I let out a shriek when someone's hand lands on my shoulder and I spin around, standing to face my attacker. But I end up coming face to face with a sweaty breathless Wolf.

Shiiiit, he's a good-looking man.

“What the fuck,” I breath, gripping my chest and trying to will my heart to slow down.

“I knocked,” he responds, his face completely serious.

“Okay,” I reply, dragging out the word. I take my time, looking at his features, his brow is creased and his lips are thinned. I realize now that maybe my anxiety was right. No…it was definitely right. Something is wrong, “What is it?”

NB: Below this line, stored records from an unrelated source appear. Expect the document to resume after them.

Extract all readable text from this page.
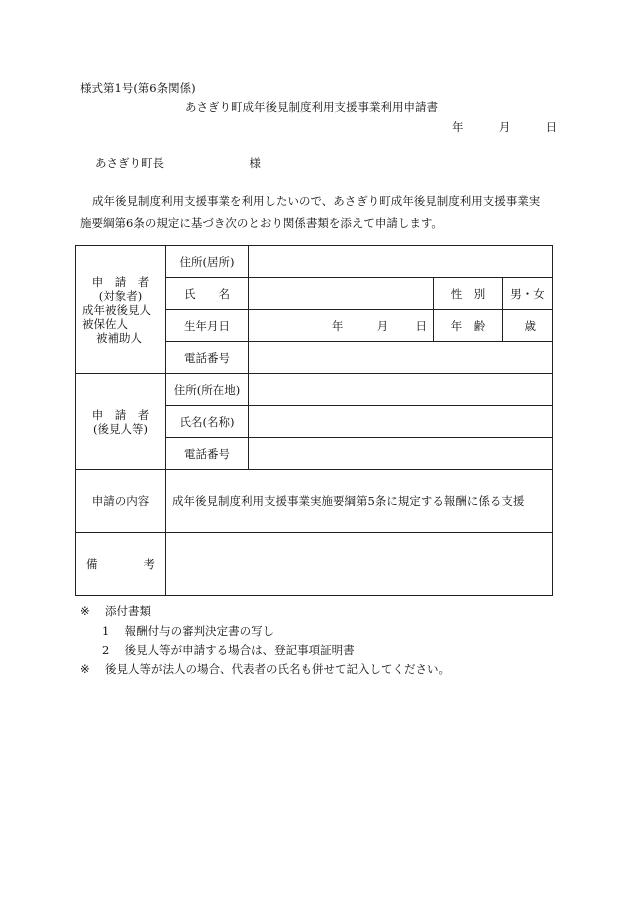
様式第1号(第6条関係)
あさぎり町成年後見制度利用支援事業利用申請書
年	月	日
あさぎり町長	様
成年後見制度利用支援事業を利用したいので、あさぎり町成年後見制度利用支援事業実
施要綱第6条の規定に基づき次のとおり関係書類を添えて申請します。
申　請　者
(対象者)
成年被後見人
被保佐人
被補助人	住所(居所)			
	氏　　名		性　別	男・女
	生年月日	年 月 日	年　齢	歳
	電話番号			

申　請　者
(後見人等)	住所(所在地)			
	氏名(名称)			
	電話番号			
申請の内容	成年後見制度利用支援事業実施要綱第5条に規定する報酬に係る支援			
備 考				

※ 添付書類
1 報酬付与の審判決定書の写し
2 後見人等が申請する場合は、登記事項証明書
※ 後見人等が法人の場合、代表者の氏名も併せて記入してください。
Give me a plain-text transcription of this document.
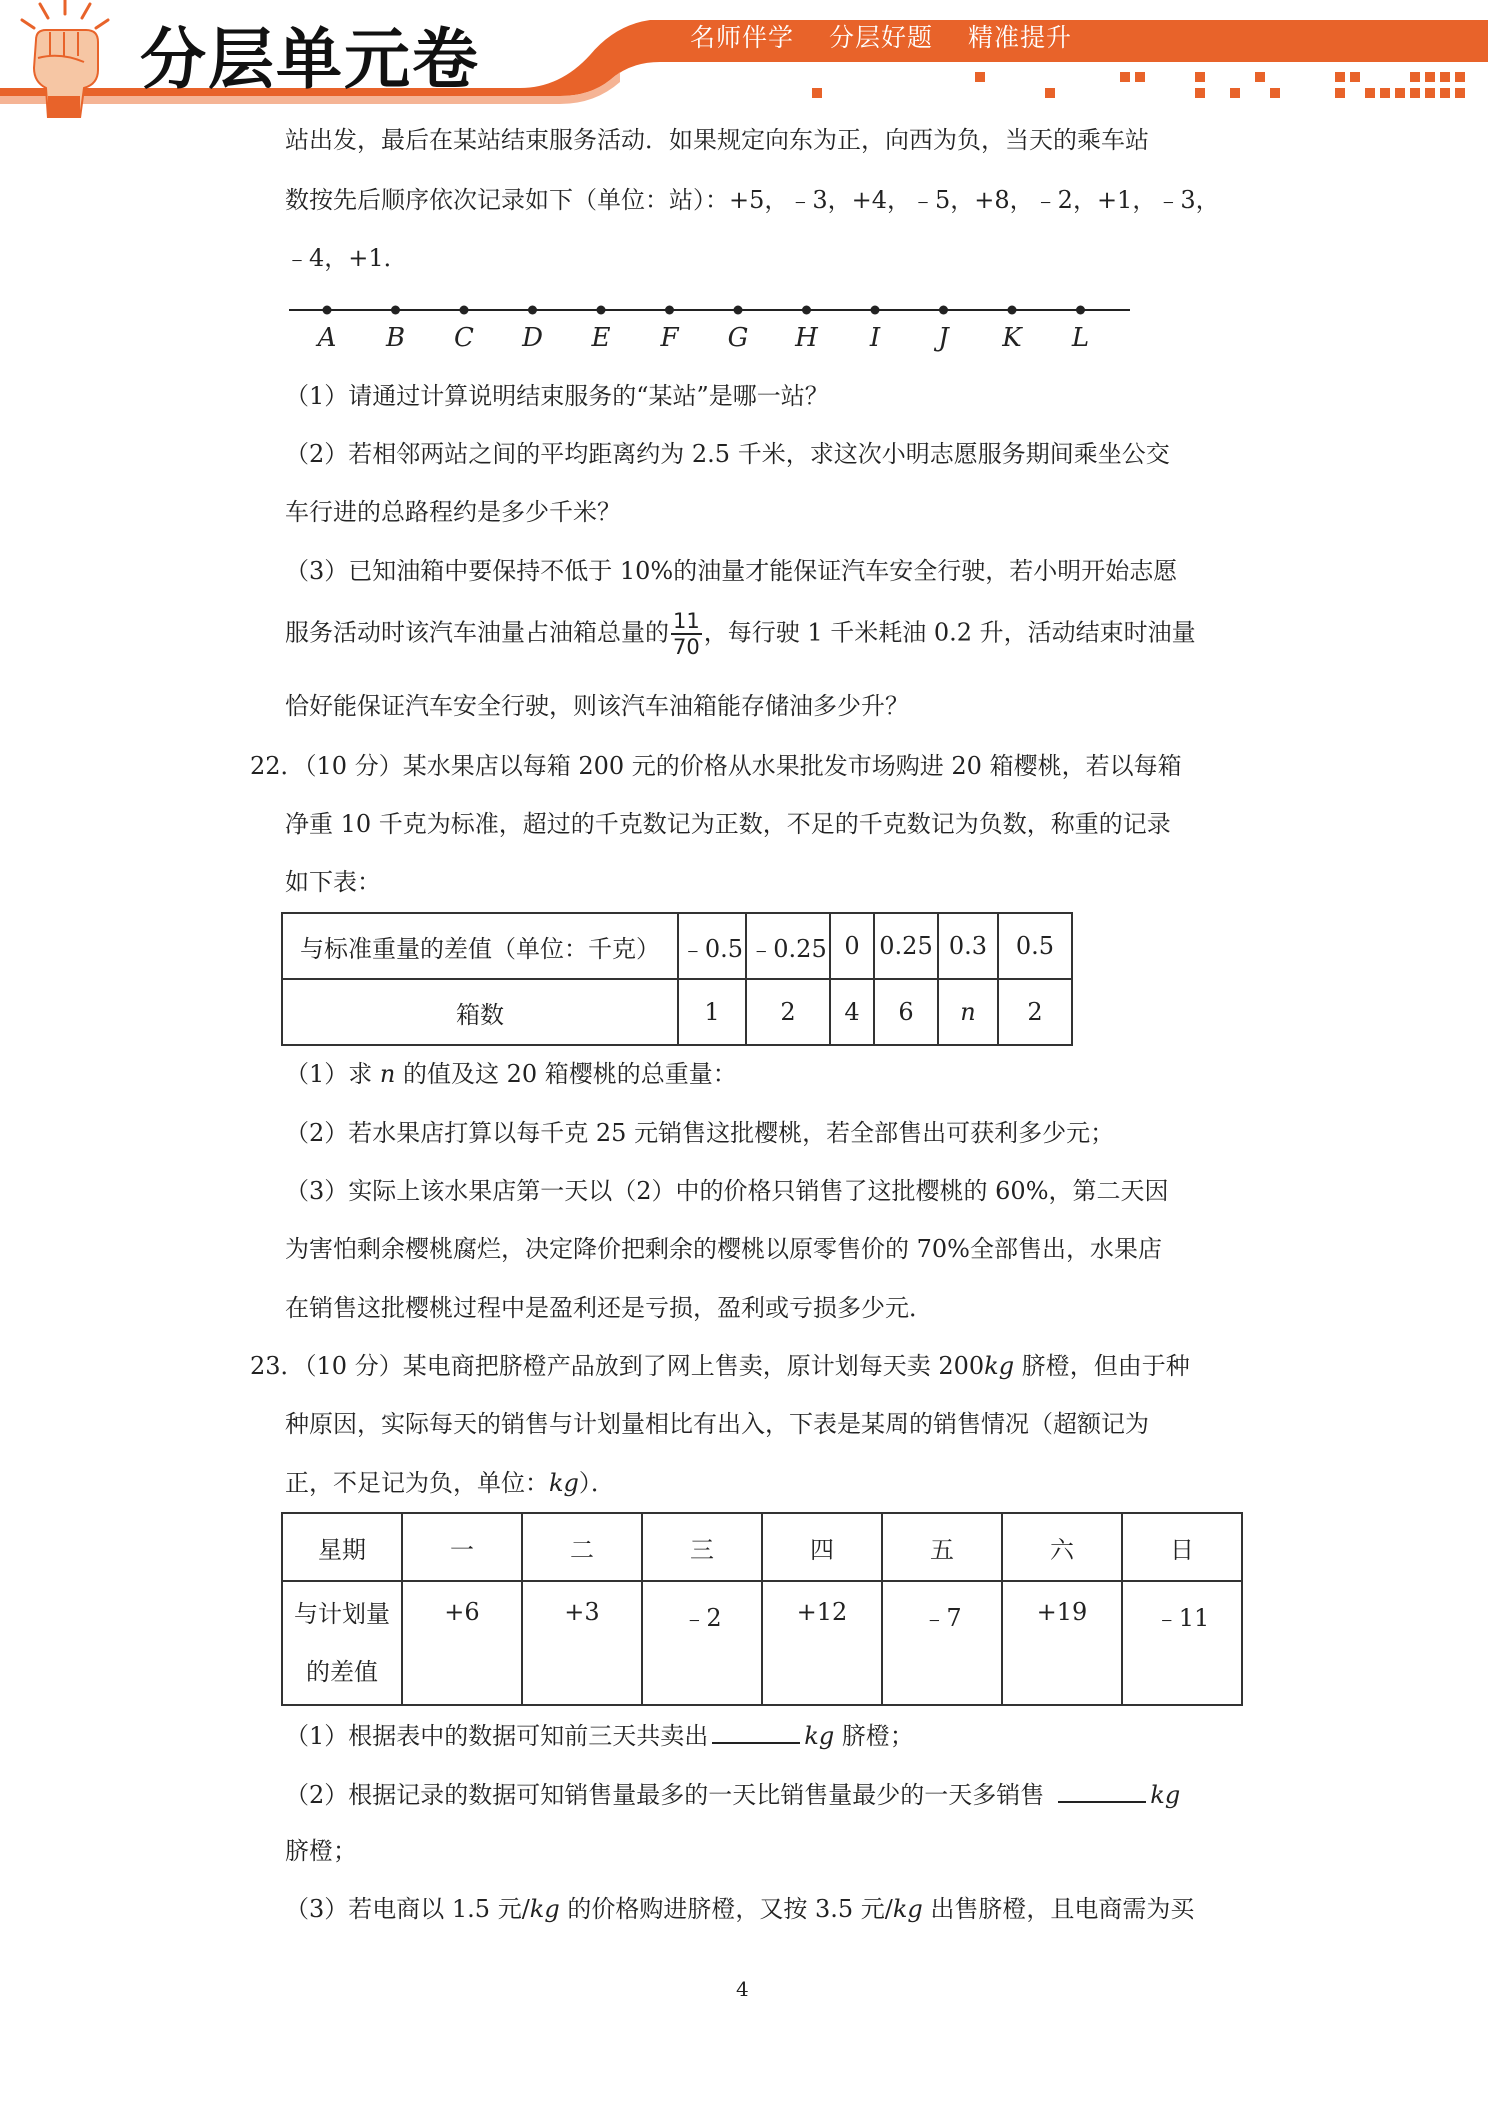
分层单元卷	名师伴学 分层好题 精准提升
站出发，最后在某站结束服务活动．如果规定向东为正，向西为负，当天的乘车站
数按先后顺序依次记录如下（单位：站）：+5，﹣3，+4，﹣5，+8，﹣2，+1，﹣3，
﹣4，+1．
A B C D E F G H I J K L
（1）请通过计算说明结束服务的“某站”是哪一站？
（2）若相邻两站之间的平均距离约为 2.5 千米，求这次小明志愿服务期间乘坐公交
车行进的总路程约是多少千米？
（3）已知油箱中要保持不低于 10%的油量才能保证汽车安全行驶，若小明开始志愿
服务活动时该汽车油量占油箱总量的 $\frac{11}{70}$ ，每行驶 1 千米耗油 0.2 升，活动结束时油量
恰好能保证汽车安全行驶，则该汽车油箱能存储油多少升？
22．（10 分）某水果店以每箱 200 元的价格从水果批发市场购进 20 箱樱桃，若以每箱
净重 10 千克为标准，超过的千克数记为正数，不足的千克数记为负数，称重的记录
如下表：
与标准重量的差值（单位：千克）	﹣0.5	﹣0.25	0	0.25	0.3	0.5
箱数	1	2	4	6	n	2
（1）求 n 的值及这 20 箱樱桃的总重量：
（2）若水果店打算以每千克 25 元销售这批樱桃，若全部售出可获利多少元；
（3）实际上该水果店第一天以（2）中的价格只销售了这批樱桃的 60%，第二天因
为害怕剩余樱桃腐烂，决定降价把剩余的樱桃以原零售价的 70%全部售出，水果店
在销售这批樱桃过程中是盈利还是亏损，盈利或亏损多少元．
23．（10 分）某电商把脐橙产品放到了网上售卖，原计划每天卖 200kg 脐橙，但由于种
种原因，实际每天的销售与计划量相比有出入，下表是某周的销售情况（超额记为
正，不足记为负，单位：kg）．
星期	一	二	三	四	五	六	日

与计划量
的差值	+6	+3	﹣2	+12	﹣7	+19	﹣11
（1）根据表中的数据可知前三天共卖出	kg 脐橙；
（2）根据记录的数据可知销售量最多的一天比销售量最少的一天多销售	kg
脐橙；
（3）若电商以 1.5 元/kg 的价格购进脐橙，又按 3.5 元/kg 出售脐橙，且电商需为买
4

He grips the nape of his neck and shifts on his feet in a nervous gesture that seems so unlike him. “Sit down, Dakota.”

Oh god.

Oh, it's like a breakup but worse.

I bet he's going to tell me that I can't cross that line like I did yesterday. He's going to scold me for being fucking needy and begging him to sit in my room.

How fucking embarrassing.

I plop into the desk chair unable to stand.

Oh no…oh god.

What if he tries to get someone new to take over the post? We just got here. We felt safe with them and they get along great with Aiden.

Fuck.Now he's going to leave and take the other two and they’re going to leave us. We are going to have to re-introduce ourselves to a whole new group of watchers. Aiden is going to blame me and he would be right to do so.